Çarşı, esnafların mallarının ortasında bağdaş kurup oturdukları, gelip geçenleri seyrettikleri ve sessizce sigara içtikleri, raflarla dolu açık dolaplara benzeyen küçük ahşap dükkan cephelerinin sıralandığı bir yol idi. Ara sıra birileri yolu suluyordu. 

Kalabalık yarı Avrupalı, yarı Doğulu, yaya, at sırtında ve arabalarda bir gürültünün içinde akıp gidiyordu. Şalvarlı ve örgülü ceketli Suriyeli tercümanlar; yırtık pırtık mavi gömlekli ve keçe takkeli çıplak ayaklı fellah’lar; sert beyaz tunikler giyen Yunanlılar; koyu renk dokumadan başlıklarıyla İraniler; krem beyazı, kahverengi şeritleri olan giysiler içinde esmer Bedeviler.
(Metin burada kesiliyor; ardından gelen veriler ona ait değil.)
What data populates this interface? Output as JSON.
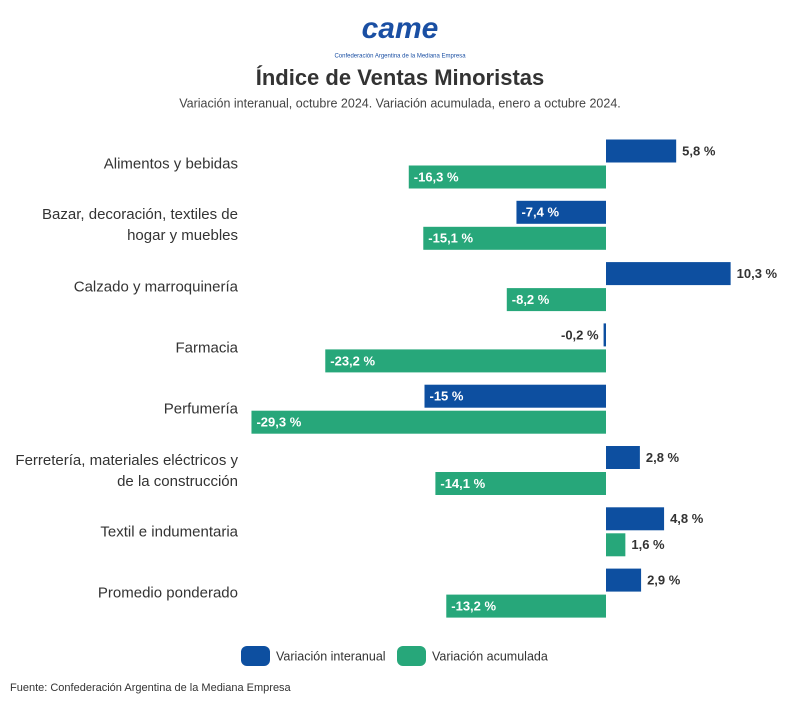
{
  "chart_data": {
    "type": "bar",
    "orientation": "horizontal",
    "logo_text": "came",
    "logo_subtitle": "Confederación Argentina de la Mediana Empresa",
    "title": "Índice de Ventas Minoristas",
    "subtitle": "Variación interanual, octubre 2024. Variación acumulada, enero a octubre 2024.",
    "categories": [
      "Alimentos y bebidas",
      "Bazar, decoración, textiles de hogar y muebles",
      "Calzado y marroquinería",
      "Farmacia",
      "Perfumería",
      "Ferretería, materiales eléctricos y de la construcción",
      "Textil e indumentaria",
      "Promedio ponderado"
    ],
    "series": [
      {
        "name": "Variación interanual",
        "color": "#0d4fa0",
        "values": [
          5.8,
          -7.4,
          10.3,
          -0.2,
          -15,
          2.8,
          4.8,
          2.9
        ],
        "value_labels": [
          "5,8 %",
          "-7,4 %",
          "10,3 %",
          "-0,2 %",
          "-15 %",
          "2,8 %",
          "4,8 %",
          "2,9 %"
        ]
      },
      {
        "name": "Variación acumulada",
        "color": "#27a77a",
        "values": [
          -16.3,
          -15.1,
          -8.2,
          -23.2,
          -29.3,
          -14.1,
          1.6,
          -13.2
        ],
        "value_labels": [
          "-16,3 %",
          "-15,1 %",
          "-8,2 %",
          "-23,2 %",
          "-29,3 %",
          "-14,1 %",
          "1,6 %",
          "-13,2 %"
        ]
      }
    ],
    "source": "Fuente: Confederación Argentina de la Mediana Empresa"
  }
}
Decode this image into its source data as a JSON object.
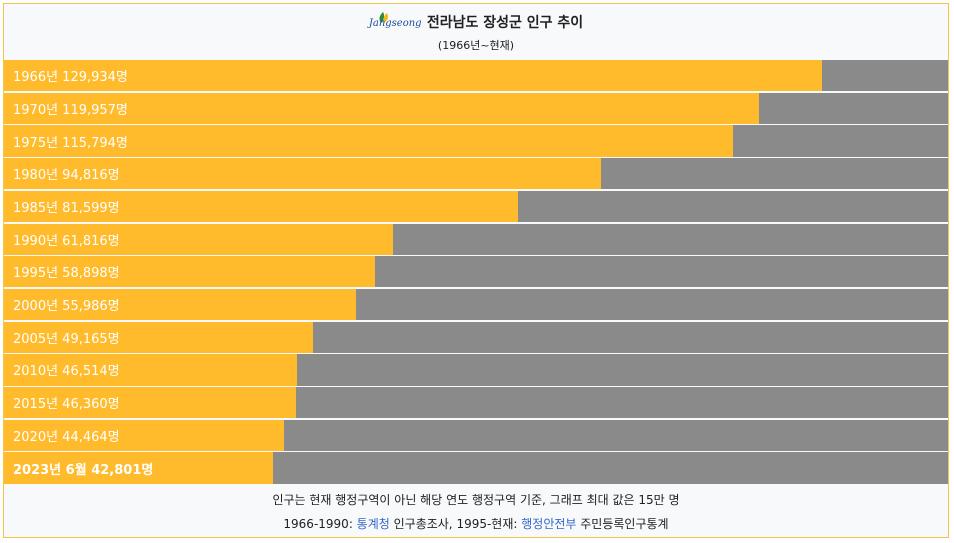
{
  "title": "전라남도 장성군 인구 추이",
  "subtitle": "(1966년~현재)",
  "logo_text": "Jangseong",
  "colors": {
    "bar": "#ffbb2b",
    "remainder": "#8a8a8a",
    "link": "#3366cc",
    "frame": "#f4c44a"
  },
  "chart_data": {
    "type": "bar",
    "orientation": "horizontal",
    "title": "전라남도 장성군 인구 추이",
    "subtitle": "(1966년~현재)",
    "xlim": [
      0,
      150000
    ],
    "categories": [
      "1966년",
      "1970년",
      "1975년",
      "1980년",
      "1985년",
      "1990년",
      "1995년",
      "2000년",
      "2005년",
      "2010년",
      "2015년",
      "2020년",
      "2023년 6월"
    ],
    "values": [
      129934,
      119957,
      115794,
      94816,
      81599,
      61816,
      58898,
      55986,
      49165,
      46514,
      46360,
      44464,
      42801
    ],
    "labels": [
      "1966년 129,934명",
      "1970년 119,957명",
      "1975년 115,794명",
      "1980년 94,816명",
      "1985년 81,599명",
      "1990년 61,816명",
      "1995년 58,898명",
      "2000년 55,986명",
      "2005년 49,165명",
      "2010년 46,514명",
      "2015년 46,360명",
      "2020년 44,464명",
      "2023년 6월 42,801명"
    ],
    "highlight_last": true
  },
  "footer": {
    "note": "인구는 현재 행정구역이 아닌 해당 연도 행정구역 기준, 그래프 최대 값은 15만 명",
    "source_prefix": "1966-1990: ",
    "source_link1": "통계청",
    "source_mid": " 인구총조사, 1995-현재: ",
    "source_link2": "행정안전부",
    "source_suffix": " 주민등록인구통계"
  }
}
Palmiye yapraklı şapkalar ve külot pantolonlar giymiş, uzun bacaklarını eşeklerin üzerinden sarkıtmış İngilizler; sadece gözleri açıkta bırakan siyah peçeler ve lacivert ve siyah çizgili pamuktan uzun entariler giymiş yoksul sınıftan yerli kadınlar; keçeleşmiş saçları başörtülerinin altından akan, yamalı bohçalı dervişler; inanılmaz derecede ince, eğri bacaklı, mavi-siyah Habeşliler; uzun siyah elbiseleri ve yüksek kare şapkalarıyla Ermeni rahipler; beyazlar içinde görkemli Cezayirli Araplar; şıngırdayan kılıçları ve altın işlemeli ceketleriyle atlı askerler; tüccarlar, dilenciler, işçiler, işçiler, işçiler… Her çeşit kıyafette ve açıktan koyuya, en koyu bronzdan en mavi siyaha kadar her ten renginde işçiler.
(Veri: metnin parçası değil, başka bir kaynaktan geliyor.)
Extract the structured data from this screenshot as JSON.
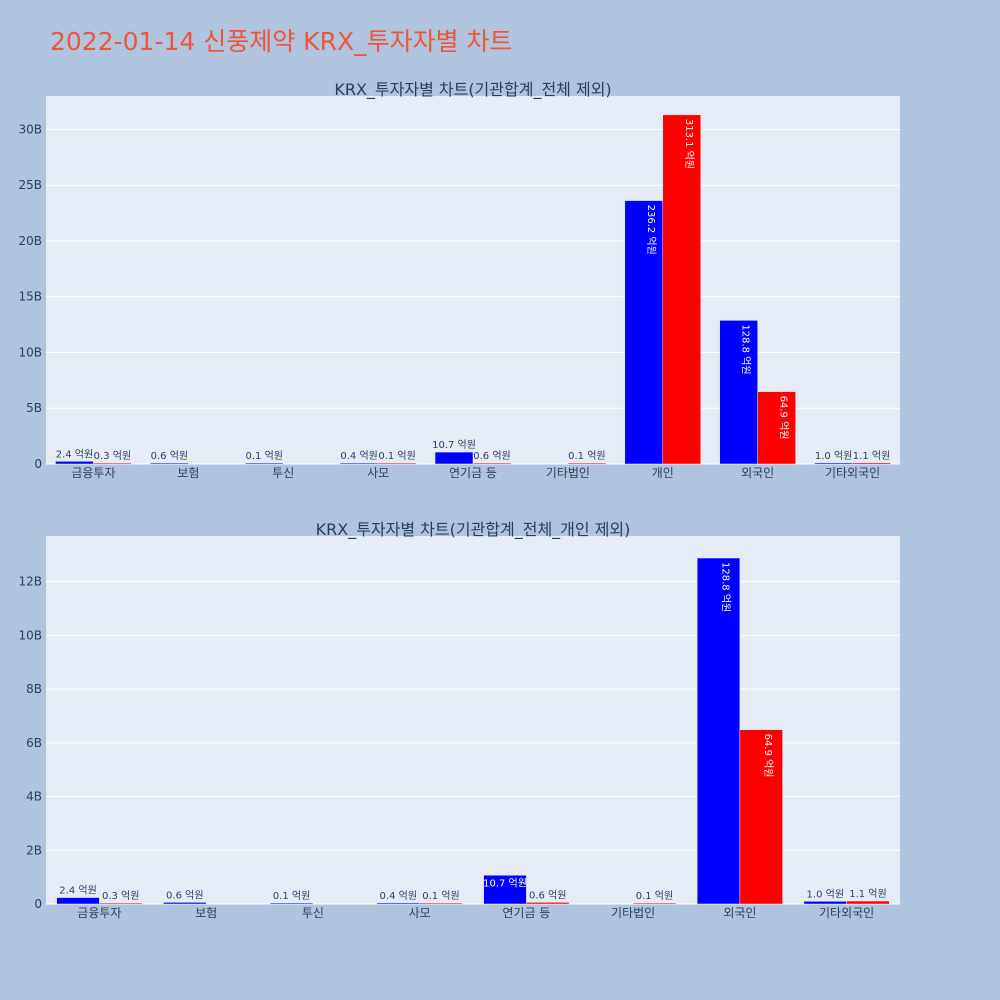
{
  "page_title": "2022-01-14 신풍제약 KRX_투자자별 차트",
  "colors": {
    "buy": "#0000ff",
    "sell": "#ff0000",
    "plot_bg": "#e5ecf6",
    "paper_bg": "#b0c4de",
    "title": "#ef553b"
  },
  "chart_data": [
    {
      "type": "bar",
      "title": "KRX_투자자별 차트(기관합계_전체 제외)",
      "categories": [
        "금융투자",
        "보험",
        "투신",
        "사모",
        "연기금 등",
        "기타법인",
        "개인",
        "외국인",
        "기타외국인"
      ],
      "ylim": [
        0,
        33
      ],
      "yticks": [
        0,
        5,
        10,
        15,
        20,
        25,
        30
      ],
      "ytick_labels": [
        "0",
        "5B",
        "10B",
        "15B",
        "20B",
        "25B",
        "30B"
      ],
      "grid": true,
      "series": [
        {
          "color": "#0000ff",
          "values": [
            0.24,
            0.06,
            0.01,
            0.04,
            1.07,
            0,
            23.62,
            12.88,
            0.1
          ],
          "labels": [
            "2.4 억원",
            "0.6 억원",
            "0.1 억원",
            "0.4 억원",
            "10.7 억원",
            "",
            "236.2 억원",
            "128.8 억원",
            "1.0 억원"
          ]
        },
        {
          "color": "#ff0000",
          "values": [
            0.03,
            0,
            0,
            0.01,
            0.06,
            0.01,
            31.31,
            6.49,
            0.11
          ],
          "labels": [
            "0.3 억원",
            "",
            "",
            "0.1 억원",
            "0.6 억원",
            "0.1 억원",
            "313.1 억원",
            "64.9 억원",
            "1.1 억원"
          ]
        }
      ]
    },
    {
      "type": "bar",
      "title": "KRX_투자자별 차트(기관합계_전체_개인 제외)",
      "categories": [
        "금융투자",
        "보험",
        "투신",
        "사모",
        "연기금 등",
        "기타법인",
        "외국인",
        "기타외국인"
      ],
      "ylim": [
        0,
        13.7
      ],
      "yticks": [
        0,
        2,
        4,
        6,
        8,
        10,
        12
      ],
      "ytick_labels": [
        "0",
        "2B",
        "4B",
        "6B",
        "8B",
        "10B",
        "12B"
      ],
      "grid": true,
      "series": [
        {
          "color": "#0000ff",
          "values": [
            0.24,
            0.06,
            0.01,
            0.04,
            1.07,
            0,
            12.88,
            0.1
          ],
          "labels": [
            "2.4 억원",
            "0.6 억원",
            "0.1 억원",
            "0.4 억원",
            "10.7 억원",
            "",
            "128.8 억원",
            "1.0 억원"
          ]
        },
        {
          "color": "#ff0000",
          "values": [
            0.03,
            0,
            0,
            0.01,
            0.06,
            0.01,
            6.49,
            0.11
          ],
          "labels": [
            "0.3 억원",
            "",
            "",
            "0.1 억원",
            "0.6 억원",
            "0.1 억원",
            "64.9 억원",
            "1.1 억원"
          ]
        }
      ]
    }
  ]
}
Colette, çevreyi geniş açılı görebilen bir köşe buldu ve bir dükkanın tentesi altına oturdu. Dükkan sahibi, Colette’e cilalı bir nezâket ile hürmet etti. Bunu Colette’in eşlikçisi Bay Desaix’in erkekliğini ikincil kılmadan yaptı. Akdenizin bütün eski çarşılarının iş bilir esnafının erken yaşta edindiği bir yetenek idi bu. Hürmetlerinin karşılığında bir alışveriş imkanı doğabileceğine dair tecrübeleri vardı. Nezâketlerinin cilası buradan geliyordu. Hikâye onlar için bildikti ve bu nedenle kendilerine güvenliydiler. Ayrıca Avrupalılara ve Avrupalı kadınlara alışkın idiler. 

Colette’in İskenderiye’de hızla edinilmiş, birkaç kelimelik Arapçası vardı. Teşekkür etti. Avrupalı bir kadından Arapça kelimeler duymak esnafın gururunu okşadı. 
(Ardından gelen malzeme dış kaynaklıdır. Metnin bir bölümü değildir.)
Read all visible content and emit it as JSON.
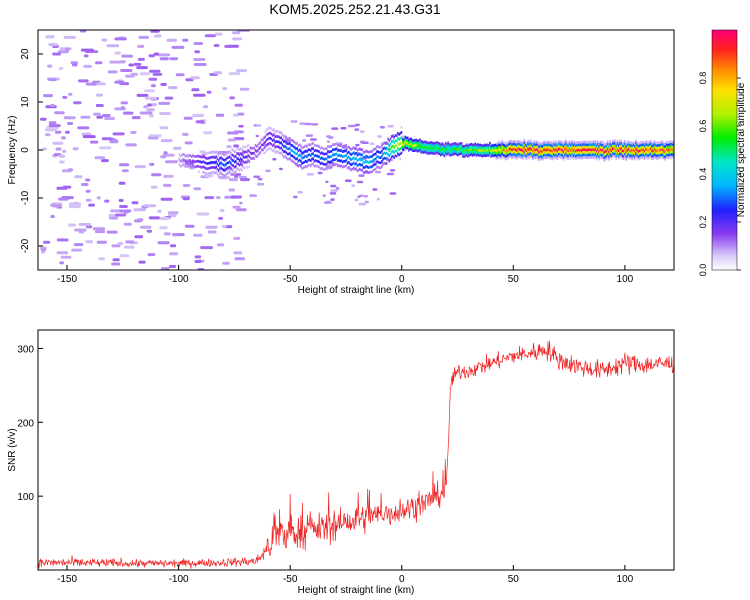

Colette’in bakış yönünde, gösterişli bir kılıç taşıyan bir hizmetkârın yularını çektiği büyük gri bir eşeğin üzerinde Mısırlı bir kadın belirdi. Gül rengi ipek bir elbise ve beyaz bir peçe, siyah ipek bir dış giysi giyiyor; pelerin, başlık ve peçe bir arada, rüzgarla birlikte bir balon gibi şişiyordu. Menekşe rengi kadife terliklerinin içindeki çıplak ayakları üzengilerdeydi. Kocaman altın bileziklerle dolu dolgun kolunu sergiliyordu ve kara gözleri, yüzünün görünürlüğünden hoşnut bakıyordu.

Ardından kahkahalar atan İngiliz kadınlarla dolu açık bir barouche (fayton) geçti; bir İngiliz faytonunda bir İngiliz seyis tarafından sürülen, Avrupa giysileri ve Osmanlı (Türk) fesi içindeki Mısırlı bir beyefendi geçti. Faytonun önünde, elinde değneği, çıplak bacakları, başında Yunan takkesi, altın işlemeli yeleği ve dalgalanan beyaz tuniğiyle yerli bir sai, bir uşak koşuyordu. Kahire’de mevki sahibi hiç kimse arabanın önünde bir Sai koşmadan araba kullanmazdı. Sai’lerin güçlü, hafif ve güzel, öldüğü söylenir. Hız onları genç iken öldürür. 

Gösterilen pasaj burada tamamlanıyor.